Não nos pertence a vida?

Temos nós o direito de coagir alguém a não cometer suicídio? Lembro-me de uma cena no final do campeonato brasileiro do ano passado. Um torcedor do Vasco da Gama tentava, ou apenas ameaçava, suicidar-se saltando da marquise das arquibancadas de São Januário. Bombeiros, policiais e alguns torcedores se aproximam e agarram o rapaz. Alguém tem esse direito? Ou se trata simplesmente do uso da força contra o arbítrio de outrem? A meu ver, a segunda alternativa é a correta (e diga o que disser o direito positivo). Os bombeiros e policiais deveriam tentar dissuadir o torcedor desconsolado a fim de impedir que outros torcedores fossem atingidos pelo corpo do vascaíno (e outras medidas precisariam ser tomadas, é claro, como o afastamento dos torcedores que estavam abaixo, nas arquibancadas). Talvez até se pudesse questionar se caberia ao Estado agir em vista da dissuasão de suicidas. Acredito que isso possa ser justificado em termos liberais se pensarmos que o Estado não pretenderia com isso impor ao torcedor uma visão do que é melhor para o torcedor. Ou seja, o Estado não visaria ao convencimento de que seria melhor para o torcedor continuar vivendo mesmo com seu time na segunda divisão. (Ah, como é bom torcer por um time que não conhece a segunda divisão: uma razão a menos para suicidar-se). Voltemos ao ponto e mais seriedade! Ok. O que estou querendo dizer é que o Estado pretenderia com a dissuasão, ao menos em casos análogos ao do torcedor vascaíno, apenas proteger a propriedade de terceiros (ou seja, proteger o corpo das outras pessoas).

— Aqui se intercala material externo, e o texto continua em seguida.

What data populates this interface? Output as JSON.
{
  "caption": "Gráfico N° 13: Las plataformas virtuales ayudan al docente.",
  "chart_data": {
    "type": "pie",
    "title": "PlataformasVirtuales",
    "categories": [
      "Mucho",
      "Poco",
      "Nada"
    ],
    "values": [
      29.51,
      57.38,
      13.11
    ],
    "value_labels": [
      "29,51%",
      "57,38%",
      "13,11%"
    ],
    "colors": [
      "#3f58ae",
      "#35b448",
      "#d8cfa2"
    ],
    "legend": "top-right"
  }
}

Imaginem agora a agressão à liberdade que representa a defesa de que o Estado poderia (não interessa se for a pedido da família) impor um tratamento médico a quem deixou consignado explicitamente numa carta que não deseja receber tal tratamento se tiver sua autonomia perdida face a uma doença grave. Em Portugal se discute um projeto que consagra no direito positivo o direito natural à liberdade individual de afirmação do pertencimento da vida do indivíduo ao próprio indivíduo. Um tal de João Pereira Coutinho, articulista da Folha de São Paulo, é contra a ideia de que a vida nos pertence (cf. FSP de 26/05/2009, Ilustrada). O articulista afirma que “estamos pouco nos lixando para” a autonomia dos indivíduos. João Pereira Coutinho busca socorro nos fatos. “Se pudermos, impedimos alguém de saltar de uma ponte; de tomar a dose letal de comprimidos; de pendurar uma corda e enforcar-se nela. [...] Não conheço nenhum ser humano que, testemunhando a iminência do ato [suicida], não faça tudo o que estiver ao seu alcance para evitar o desfecho fatal”.

Eu gostaria muito de vê-lo argumentar que tem algum direito de interferir na autonomia dos indivíduos. Ou seja, valeria a pena os defensores da tese de que a nossa vida não nos pertence justificar, por exemplo, que minha autonomia está sob a condição deles acharem o que é certo ou não eu fazer com a minha vida. O articulista parece argumentar da seguinte forma. Se as pessoas não respeitam de modo incondicional a autonomia dos outros, então é correto não respeitarmos a autonomia alheia. Opa! A conclusão está perdida. Falta uma premissa para apoiá-la. Com efeito, do fato das pessoas estarem pouco se lixando para “essa autonomia” não se segue nada a não ser uma mera constatação. Constatação indevidamente convertida no direito que alguém teria de julgar o que é melhor para os outros. A meu ver, parece se tratar de uma clara “falácia naturalista”, isto é, de uma fracassada tentativa de deduzir proposições éticas de proposições factuais.